DPI stands for "dots per inch" and refers to the resolution of your plot. A higher DPI means your plot will have more pixels per inch, which can make it look sharper, especially when printed. You can set the DPI when saving your figure using the savefig() function:

import matplotlib.pyplot as plt

# Create a figure and plot some data
plt.figure(figsize=(8, 6))
plt.plot([1, 2, 3, 4], [1, 4, 9, 16])

# Save the figure with a specific DPI
plt.savefig('my_plot.png', dpi=300)

In this example, saving the figure with dpi=300 will result in a high-resolution image that will look good even when printed on paper.

Conclusion: Flexibility and Creativity with Figure Size

Learning to adjust the figure size in Matplotlib is like learning to adjust the seat and mirrors in a new car. Once you've got it set up just right, the ride is much smoother and you can focus on the road ahead—or in this case, the data you're trying to visualize.

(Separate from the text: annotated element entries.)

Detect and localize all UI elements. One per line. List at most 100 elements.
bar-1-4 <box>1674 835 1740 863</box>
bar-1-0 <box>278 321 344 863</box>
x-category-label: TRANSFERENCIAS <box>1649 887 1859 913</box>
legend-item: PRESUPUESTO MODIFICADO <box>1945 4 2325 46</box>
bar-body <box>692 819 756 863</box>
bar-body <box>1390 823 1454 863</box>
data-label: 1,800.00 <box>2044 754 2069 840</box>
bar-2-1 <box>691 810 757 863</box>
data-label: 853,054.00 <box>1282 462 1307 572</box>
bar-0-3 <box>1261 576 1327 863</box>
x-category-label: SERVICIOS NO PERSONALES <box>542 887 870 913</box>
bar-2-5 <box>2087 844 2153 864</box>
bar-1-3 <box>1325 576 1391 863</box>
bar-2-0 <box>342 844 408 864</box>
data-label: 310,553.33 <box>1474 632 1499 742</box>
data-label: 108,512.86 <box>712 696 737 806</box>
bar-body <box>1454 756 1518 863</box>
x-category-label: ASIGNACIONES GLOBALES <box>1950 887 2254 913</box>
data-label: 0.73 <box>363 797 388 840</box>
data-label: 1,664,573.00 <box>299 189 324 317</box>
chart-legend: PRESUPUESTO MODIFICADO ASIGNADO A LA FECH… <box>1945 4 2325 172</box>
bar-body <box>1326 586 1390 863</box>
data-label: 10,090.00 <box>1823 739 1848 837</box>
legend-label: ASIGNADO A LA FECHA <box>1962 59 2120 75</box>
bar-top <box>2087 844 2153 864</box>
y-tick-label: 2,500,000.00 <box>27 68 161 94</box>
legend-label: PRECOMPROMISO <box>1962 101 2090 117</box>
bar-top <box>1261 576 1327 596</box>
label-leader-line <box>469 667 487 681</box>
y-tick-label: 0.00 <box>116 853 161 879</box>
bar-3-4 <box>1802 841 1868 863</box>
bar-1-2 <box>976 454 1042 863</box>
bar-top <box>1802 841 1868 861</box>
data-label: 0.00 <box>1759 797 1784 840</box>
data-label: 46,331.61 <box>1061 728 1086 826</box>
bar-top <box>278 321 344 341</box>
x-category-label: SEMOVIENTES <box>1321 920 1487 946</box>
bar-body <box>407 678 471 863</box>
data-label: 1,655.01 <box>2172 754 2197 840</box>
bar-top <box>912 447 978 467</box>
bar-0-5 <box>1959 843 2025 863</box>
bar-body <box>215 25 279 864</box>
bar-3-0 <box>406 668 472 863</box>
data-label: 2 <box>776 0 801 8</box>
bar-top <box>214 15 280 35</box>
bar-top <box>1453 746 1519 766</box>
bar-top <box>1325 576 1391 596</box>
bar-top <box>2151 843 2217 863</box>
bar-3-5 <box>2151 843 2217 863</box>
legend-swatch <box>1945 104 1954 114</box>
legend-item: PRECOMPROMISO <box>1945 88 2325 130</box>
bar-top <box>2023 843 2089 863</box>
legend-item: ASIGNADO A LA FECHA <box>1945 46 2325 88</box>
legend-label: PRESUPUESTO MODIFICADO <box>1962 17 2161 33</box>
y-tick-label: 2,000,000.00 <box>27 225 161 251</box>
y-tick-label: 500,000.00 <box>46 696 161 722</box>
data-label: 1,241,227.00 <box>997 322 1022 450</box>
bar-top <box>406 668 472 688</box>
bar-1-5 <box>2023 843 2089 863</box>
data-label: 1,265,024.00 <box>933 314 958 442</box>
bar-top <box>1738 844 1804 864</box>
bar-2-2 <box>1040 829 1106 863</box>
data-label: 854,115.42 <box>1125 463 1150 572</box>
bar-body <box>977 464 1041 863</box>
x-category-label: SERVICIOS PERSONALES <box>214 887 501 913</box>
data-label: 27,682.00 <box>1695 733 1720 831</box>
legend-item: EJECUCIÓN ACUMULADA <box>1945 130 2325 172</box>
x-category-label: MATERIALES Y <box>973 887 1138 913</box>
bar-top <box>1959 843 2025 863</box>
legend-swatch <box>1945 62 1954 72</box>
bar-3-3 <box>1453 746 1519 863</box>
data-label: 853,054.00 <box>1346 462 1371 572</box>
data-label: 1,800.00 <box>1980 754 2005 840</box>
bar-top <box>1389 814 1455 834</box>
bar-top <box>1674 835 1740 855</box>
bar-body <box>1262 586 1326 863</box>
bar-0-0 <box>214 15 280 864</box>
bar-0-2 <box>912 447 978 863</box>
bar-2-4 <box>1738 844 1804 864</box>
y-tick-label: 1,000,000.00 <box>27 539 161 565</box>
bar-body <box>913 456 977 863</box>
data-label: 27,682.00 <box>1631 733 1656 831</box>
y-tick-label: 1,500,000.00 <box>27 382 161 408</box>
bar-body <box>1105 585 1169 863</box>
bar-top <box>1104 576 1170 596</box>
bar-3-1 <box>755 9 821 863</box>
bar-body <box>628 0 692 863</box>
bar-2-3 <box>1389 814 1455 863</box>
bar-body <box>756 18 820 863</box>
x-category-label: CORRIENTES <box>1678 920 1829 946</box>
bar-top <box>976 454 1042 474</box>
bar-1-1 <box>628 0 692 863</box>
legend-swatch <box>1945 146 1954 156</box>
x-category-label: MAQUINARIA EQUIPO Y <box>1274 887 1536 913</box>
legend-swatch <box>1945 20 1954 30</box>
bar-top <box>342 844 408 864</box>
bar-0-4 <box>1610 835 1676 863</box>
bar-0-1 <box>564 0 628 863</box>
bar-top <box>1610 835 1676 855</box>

Remember, the key to creating effective visualizations is not just about making them look good on your screen. It's about communicating information clearly and effectively. By mastering the control of figure size, aspect ratio, and resolution, you can ensure that your plots convey the right message, no matter where they're displayed.

As you continue your journey in programming and data visualization, keep experimenting with these settings. Try different sizes and aspect ratios to see what works best for your data. With practice, you'll develop an intuitive sense for how to make your visualizations not just correct, but compelling. Happy plotting!